Early performances of Peter Grimes  
Letter from Britten to Erwin Stein 24 May 1946

Letter from Britten to Erwin Stein 24 May 1946

Description : Three years after its première Peter Grimes had been translated into seven languages and performed throughout Europe as well as in America and Australia.

The first production of Peter Grimes after the Sadler’s Wells original was staged in Sweden in 1946. After attending the first performance in Stockholm on 21 March, Erwin Stein, Britten’s friend and music publisher, sent the composer a detailed report in which he praised the orchestra in particular, concluding that the performance had been ‘a great success’. The Swedish Peter Grimes was followed in May and June that year by the German language première in Basel, a Flemish production in Antwerp and a production in Zurich in which Peter Pears and Joan Cross performed, in German, as guest artists. Britten attended both Swiss productions and gave an account of the Basel performance in a letter to Erwin Stein describing Peter Grimes, sung by Bislaw Wosniak, as ‘remarkable & a real personality – but for my taste, far too dotty, & not sympathetic enough’. Britten felt that ‘the opera came off even with quite another (& wrong) kind of Peter – but mostly because the orchestra was adequate’. In Sweden Stein had also observed that despite the imperfect performance of Peter Grimes the opera did not perish.
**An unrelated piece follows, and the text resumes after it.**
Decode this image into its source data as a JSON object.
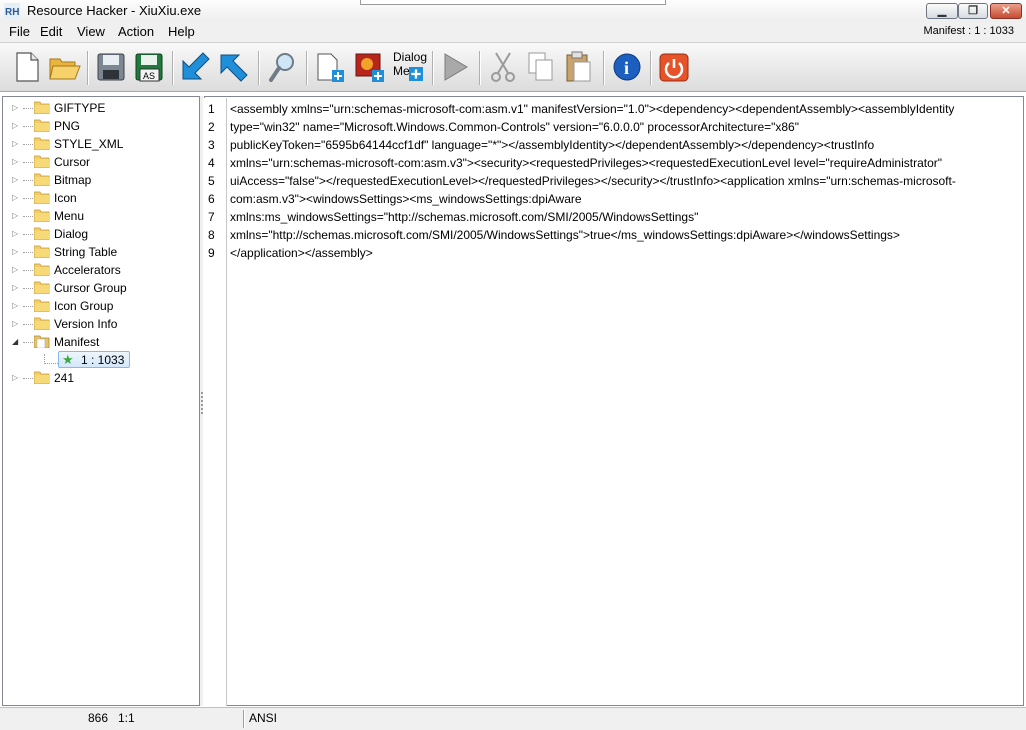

Indeed, in a review of the 1945 première, Frank Howes, music critic of The Times, had predicted that the dual personality of Peter Grimes would cause problems of interpretation for some singers but considered that Britten had ‘taken out an insurance against any defects of characterization in the libretto, in his own music, and in his interpreter by writing music of such dramatic intensity that one is prepared to accept Grimes as an instrument of a malign fate’.